Is Your Art Protected by Your Insurance Policy? Are the Appraised Values Current?

In my recently completed appraisal assignments, four Andy Warhol screen-prints and one Warhol painting all had 20-year old insurance values as their appraised values on my clients' insurance policies. All five Warhol pieces had significantly increased in value since their last appraisals, and the difference in the current market value from the old appraised value for one of these pieces was $500,000.

Andy Worhol Art Appraisal
Andy Warhol, Marilyn Monroe Screen-Print. 1967

In addition to evaluating the current market values of the pieces, the updated appraisals document the pieces' characteristics of value with complete descriptions and condition notes, to the highest standards, compliant with USPAP (Uniform Standards of Professional Appraisal Practice). This is crucial because in a the event of an unforeseen loss, it would be very difficult to use a 20-year old report description (most often just a few words and no photographs) and make the argument for what the piece actually was—after it is lost/stolen.
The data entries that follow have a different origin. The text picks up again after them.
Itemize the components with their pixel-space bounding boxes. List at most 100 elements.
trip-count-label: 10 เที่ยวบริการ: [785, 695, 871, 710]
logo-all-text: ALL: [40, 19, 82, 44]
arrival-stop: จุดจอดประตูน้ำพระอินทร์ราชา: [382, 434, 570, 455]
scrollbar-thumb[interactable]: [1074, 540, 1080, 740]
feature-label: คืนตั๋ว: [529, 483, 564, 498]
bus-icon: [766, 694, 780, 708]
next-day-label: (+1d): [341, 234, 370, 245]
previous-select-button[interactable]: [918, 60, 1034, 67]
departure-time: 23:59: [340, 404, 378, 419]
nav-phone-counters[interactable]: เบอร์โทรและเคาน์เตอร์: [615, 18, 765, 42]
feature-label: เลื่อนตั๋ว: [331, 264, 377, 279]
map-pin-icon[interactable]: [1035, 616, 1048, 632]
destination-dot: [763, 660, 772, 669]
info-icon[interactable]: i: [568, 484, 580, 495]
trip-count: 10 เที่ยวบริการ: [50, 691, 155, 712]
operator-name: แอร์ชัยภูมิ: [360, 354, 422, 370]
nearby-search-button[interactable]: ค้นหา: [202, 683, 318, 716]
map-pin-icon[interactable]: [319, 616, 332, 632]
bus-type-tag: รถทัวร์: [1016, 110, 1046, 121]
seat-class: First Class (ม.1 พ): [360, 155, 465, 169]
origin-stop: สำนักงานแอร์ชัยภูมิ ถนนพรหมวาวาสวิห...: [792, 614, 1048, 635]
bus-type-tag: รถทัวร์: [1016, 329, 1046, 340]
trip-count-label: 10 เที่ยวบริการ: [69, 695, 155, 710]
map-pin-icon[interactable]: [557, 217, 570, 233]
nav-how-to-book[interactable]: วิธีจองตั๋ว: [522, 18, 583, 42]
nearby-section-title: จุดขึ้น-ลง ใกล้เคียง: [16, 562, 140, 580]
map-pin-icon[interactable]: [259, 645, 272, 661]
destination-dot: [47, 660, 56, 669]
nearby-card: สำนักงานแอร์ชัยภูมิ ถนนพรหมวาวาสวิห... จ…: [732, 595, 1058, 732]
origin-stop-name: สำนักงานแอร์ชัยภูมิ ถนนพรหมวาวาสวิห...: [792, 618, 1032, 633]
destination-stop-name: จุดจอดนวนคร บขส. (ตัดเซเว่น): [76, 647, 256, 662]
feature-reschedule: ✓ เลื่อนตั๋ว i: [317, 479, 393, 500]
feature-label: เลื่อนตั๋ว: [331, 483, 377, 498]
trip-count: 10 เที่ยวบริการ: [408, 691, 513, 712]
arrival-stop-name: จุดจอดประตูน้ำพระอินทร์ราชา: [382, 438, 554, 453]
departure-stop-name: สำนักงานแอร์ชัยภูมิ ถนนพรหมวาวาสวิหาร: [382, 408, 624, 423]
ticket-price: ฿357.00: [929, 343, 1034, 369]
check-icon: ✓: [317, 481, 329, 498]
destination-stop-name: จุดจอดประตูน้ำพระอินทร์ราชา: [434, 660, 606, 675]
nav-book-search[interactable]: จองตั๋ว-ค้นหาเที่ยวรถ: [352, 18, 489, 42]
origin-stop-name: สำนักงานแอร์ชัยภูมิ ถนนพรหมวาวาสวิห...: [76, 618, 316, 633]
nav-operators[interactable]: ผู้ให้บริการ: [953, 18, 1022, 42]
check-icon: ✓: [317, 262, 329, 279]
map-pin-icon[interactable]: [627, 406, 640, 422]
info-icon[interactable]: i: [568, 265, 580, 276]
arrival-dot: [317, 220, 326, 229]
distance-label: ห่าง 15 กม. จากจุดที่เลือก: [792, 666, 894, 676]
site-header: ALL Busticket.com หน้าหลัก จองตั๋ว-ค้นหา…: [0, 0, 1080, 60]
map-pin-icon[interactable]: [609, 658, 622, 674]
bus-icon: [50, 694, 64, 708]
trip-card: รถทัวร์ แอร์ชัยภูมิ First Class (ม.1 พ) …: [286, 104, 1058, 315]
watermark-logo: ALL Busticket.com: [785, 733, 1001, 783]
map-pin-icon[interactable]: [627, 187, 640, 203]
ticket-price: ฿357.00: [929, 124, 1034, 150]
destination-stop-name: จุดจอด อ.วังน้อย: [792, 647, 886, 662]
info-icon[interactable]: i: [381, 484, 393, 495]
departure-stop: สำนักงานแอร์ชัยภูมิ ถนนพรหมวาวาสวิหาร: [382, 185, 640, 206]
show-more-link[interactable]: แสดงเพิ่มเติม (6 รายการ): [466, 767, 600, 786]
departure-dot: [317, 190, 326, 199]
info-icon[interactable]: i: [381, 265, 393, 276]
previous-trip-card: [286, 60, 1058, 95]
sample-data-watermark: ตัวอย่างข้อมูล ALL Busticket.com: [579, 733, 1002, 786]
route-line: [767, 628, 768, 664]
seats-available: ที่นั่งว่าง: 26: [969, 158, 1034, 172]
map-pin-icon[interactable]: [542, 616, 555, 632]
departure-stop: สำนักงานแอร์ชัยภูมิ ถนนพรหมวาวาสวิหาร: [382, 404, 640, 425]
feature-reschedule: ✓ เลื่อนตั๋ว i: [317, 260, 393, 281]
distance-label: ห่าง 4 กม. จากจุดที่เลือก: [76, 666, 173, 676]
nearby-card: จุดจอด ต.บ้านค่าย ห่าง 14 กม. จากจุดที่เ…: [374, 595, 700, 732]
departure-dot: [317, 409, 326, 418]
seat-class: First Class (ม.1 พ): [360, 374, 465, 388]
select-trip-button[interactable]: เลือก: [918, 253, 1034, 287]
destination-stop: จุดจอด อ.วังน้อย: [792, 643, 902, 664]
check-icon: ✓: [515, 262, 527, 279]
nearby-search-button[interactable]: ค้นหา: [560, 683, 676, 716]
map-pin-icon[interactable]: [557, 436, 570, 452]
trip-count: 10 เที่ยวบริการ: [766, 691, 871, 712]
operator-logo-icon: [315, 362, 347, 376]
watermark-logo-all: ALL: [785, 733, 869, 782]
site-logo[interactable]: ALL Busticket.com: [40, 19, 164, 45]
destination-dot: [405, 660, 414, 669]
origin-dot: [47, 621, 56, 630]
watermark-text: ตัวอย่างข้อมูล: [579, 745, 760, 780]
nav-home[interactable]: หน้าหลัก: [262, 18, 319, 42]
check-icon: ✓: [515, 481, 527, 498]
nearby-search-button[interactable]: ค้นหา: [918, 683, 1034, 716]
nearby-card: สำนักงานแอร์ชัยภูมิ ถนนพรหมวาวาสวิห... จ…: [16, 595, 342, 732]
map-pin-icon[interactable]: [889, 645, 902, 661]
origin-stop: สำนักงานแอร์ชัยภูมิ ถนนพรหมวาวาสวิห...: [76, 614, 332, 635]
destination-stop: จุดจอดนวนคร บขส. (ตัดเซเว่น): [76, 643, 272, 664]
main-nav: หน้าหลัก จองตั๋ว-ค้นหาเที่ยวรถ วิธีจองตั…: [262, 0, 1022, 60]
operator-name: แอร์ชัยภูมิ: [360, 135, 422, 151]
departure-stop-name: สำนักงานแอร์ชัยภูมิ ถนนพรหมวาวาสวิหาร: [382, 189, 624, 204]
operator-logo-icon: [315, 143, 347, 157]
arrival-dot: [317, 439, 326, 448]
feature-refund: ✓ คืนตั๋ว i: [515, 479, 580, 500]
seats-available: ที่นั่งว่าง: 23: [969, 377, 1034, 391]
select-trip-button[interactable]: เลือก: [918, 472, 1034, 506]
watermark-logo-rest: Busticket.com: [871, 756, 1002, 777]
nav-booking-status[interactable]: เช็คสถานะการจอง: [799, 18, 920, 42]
These weeks of self-isolation present an excellent time to reconsider and reevaluate the insurance on your collections:

1. Review your homeowner's policy

2. Understand your personal property insurance coverage limits

3. Review the process of a claim, and what is required by you, the insured, to be compliant with the insurance underwriter.

Reach out to your insurance broker and check when you last submitted insurance values for your personal property and what they require from you for the policy's renewal. Many insurance agencies recommend reappraising and reinsuring your collections every three to five years, regardless of the economy, in order to have the most up-to-date current market values on each work of art.

There are several ways to insure your personal collections, including the following:

1. Unscheduled Personal Property Section of the Homeowners Policy, which typically covers up to 50 percent of the value of the dwelling but has difficulty determining the value after a work is damaged or destroyed

2. Scheduled “All Risk” Coverage, in which each item is listed individually, breakage coverage for fragile items is offered, and new acquisitions are automatically covered for a certain period of time

3. Blanket “All Risk” Coverage, which has a per item dollar limit that varies by company, and in which the burden of proof of value falls on the insured.

Carefully consider which of the insurance methods is most appropriate for your collection. I am not an insurance advisor, but I have worked on a number of damage/loss claims that had very limited blanket coverage in place for their entire home's personal property contents. A Scheduled “All Risk” Coverage would have cost pennies on the dollar, and would have provided full insurance coverage on the any scheduled pieces.

While appraising collections, I have frequently identified artists of works, inconsistencies in descriptions previously documented (including misidentified mediums, which may have a huge impact on value), works requiring conservation, and works by artists with significant value changes in the current market. Oftentimes, my clients are pleasantly surprised at the current market values of the pieces of their collections. Do you know what the pieces in your house are worth and if they are adequately insured?